1 de diciembre de 2013

Jacques Sternberg























La secretaria


La habían contratado por su hermosura, sin preguntarle ni siquiera si sabía escribir a máquina. Escribía a máquina como una virtuosa, con una destreza que superaba a la de todas las restantes empleadas. Era capaz de entregar más de veinte cartas por día.

Lo asombroso de todo era que escribía a máquina con los pies, sin usar nunca las manos.

El primer día, eso causó mala impresión.

Pero la impresión muy pronto fue eclipsada por otros hechos: la secretaria no sólo tenía hermosísimas piernas, sino también un vientre plano que hacía soñar mientras respondía muy comercialmente a los clientes.





La tejedora


Nunca la había visto yo sin sus agujas de tejer.
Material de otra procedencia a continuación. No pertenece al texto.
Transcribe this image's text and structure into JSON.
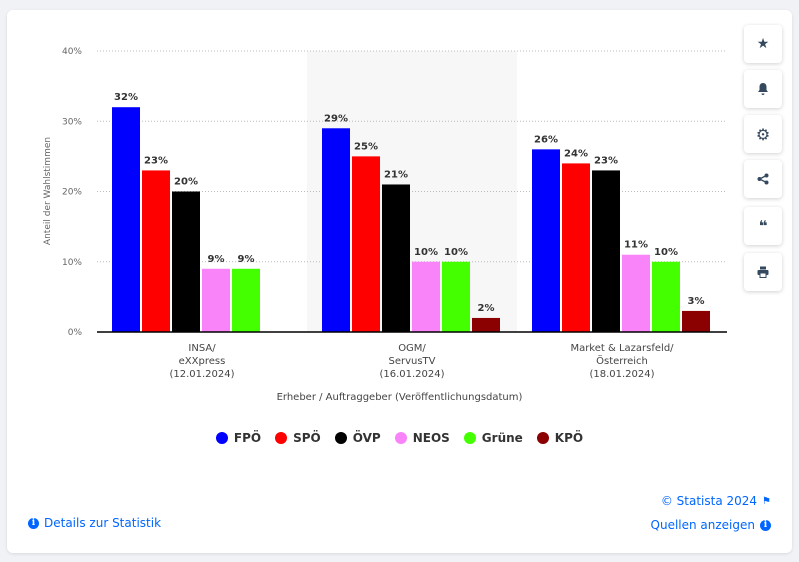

Tejer era su pasión, su única inquietud. Incluso si un rayo caía al pie de su ventana, ella no apartaba los ojos del tejido. Pero yo conocía sus ojos. Eran verdes, admirables. Porque Ylge era hermosa, extrañamente hermosa. Y aún más extraño era el contraste entre la belleza de Ylge y la banalidad de esa labor que ella cumplía con tanta perseverancia.

Me hicieron falta seis meses para convencer a Ylge de que abandonara por un rato el tejido y las agujas. La conduje a la cama y la desvestí. En su cabeza, entre dos mechones de pelo, vi un pequeño hilo de lana. Tiré de él. Durante una hora tiré de él. Finalmente comprendí que había destejido a Ylge y que ahora tenía entre manos una enorme bola de lana.

La dejé sobre una mesa. ¿Qué otra cosa podría haber hecho?